Extrait la condition humaine
Faculté des Lettres et des Langues
Département de langue et de littératures françaises
Anthropologie Culturelle – M1
Sciences des textes / Analyse du Discours
Commentaire de texte : « - Hé là, dit-il à voix très basse. Souen, pose ta main sur ma poitrine, et prend dès que je la toucherai : je vais vous donner mon cyanure. Il n’y en a absolument que pour deux.
Il avait renoncé à tout, sauf à dire qu’il n’y en avait que pour deux. Couché sur le côté, il brisa le cyanure en deux. Les gardes masquaient la lumière qui les entourait d’une auréole trouble ; n’allaient-ils pas bouger ? Impossible de voir quoi que ce fût ; ce don de plus que sa vie, Katow le faisait à cette main chaude qui reposait sur lui, pas même à des corps, pas même à des voix. Elle se crispa comme un animal, se sépara de lui aussitôt. Il attendit, tout le corps tendu. Et soudain, il entendit l’une des deux voix :
- C’est perdu. Tombé.
Voix à peine altérée par l’angoisse, comme si une telle catastrophe n’eut pas été possible, comme si tout eût dû s’arranger.

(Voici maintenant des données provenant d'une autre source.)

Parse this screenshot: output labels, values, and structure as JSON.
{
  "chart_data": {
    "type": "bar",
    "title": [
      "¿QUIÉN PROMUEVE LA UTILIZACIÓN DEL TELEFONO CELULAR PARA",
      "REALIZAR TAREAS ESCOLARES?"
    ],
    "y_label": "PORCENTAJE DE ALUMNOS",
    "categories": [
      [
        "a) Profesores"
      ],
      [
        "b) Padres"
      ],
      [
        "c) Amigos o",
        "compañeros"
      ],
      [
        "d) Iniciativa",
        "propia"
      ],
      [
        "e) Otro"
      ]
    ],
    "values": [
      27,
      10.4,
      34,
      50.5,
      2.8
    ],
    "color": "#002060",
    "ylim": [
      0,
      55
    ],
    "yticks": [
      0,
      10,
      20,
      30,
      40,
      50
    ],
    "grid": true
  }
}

Pour Katow aussi, c’était impossible. Une colère sans limites montait en lui mais retombait, combattue par cette impossibilité. Et pourtant ! Avoir donné cela pour que cet idiot le perdit !
- Quand ? Demanda-t-il.
- Avant mon corps. Pas pu tenir quand Souen l’a passé : je suis aussi blessé à la main.
Il a fait tombé les deux, dit Souen.
Sans doute cherchaient-ils entre eux. Ils cherchaient ensuite entre Souen et Katow, sur qui l’autre était probablement presque couché, car Katow, sans rien voir, sentait près de lui la masse de deux corps. Il cherchait lui aussi, s’efforçant de vaincre sa nervosité, de poser sa main à plat, de dix centimètres en dix centimètres, partout où il pouvait atteindre. Leurs mains frôlaient la sienne. Et tout à coup une des deux la prît, la serra, la conserva.
Même si nous ne trouvons rien… dit une des voix.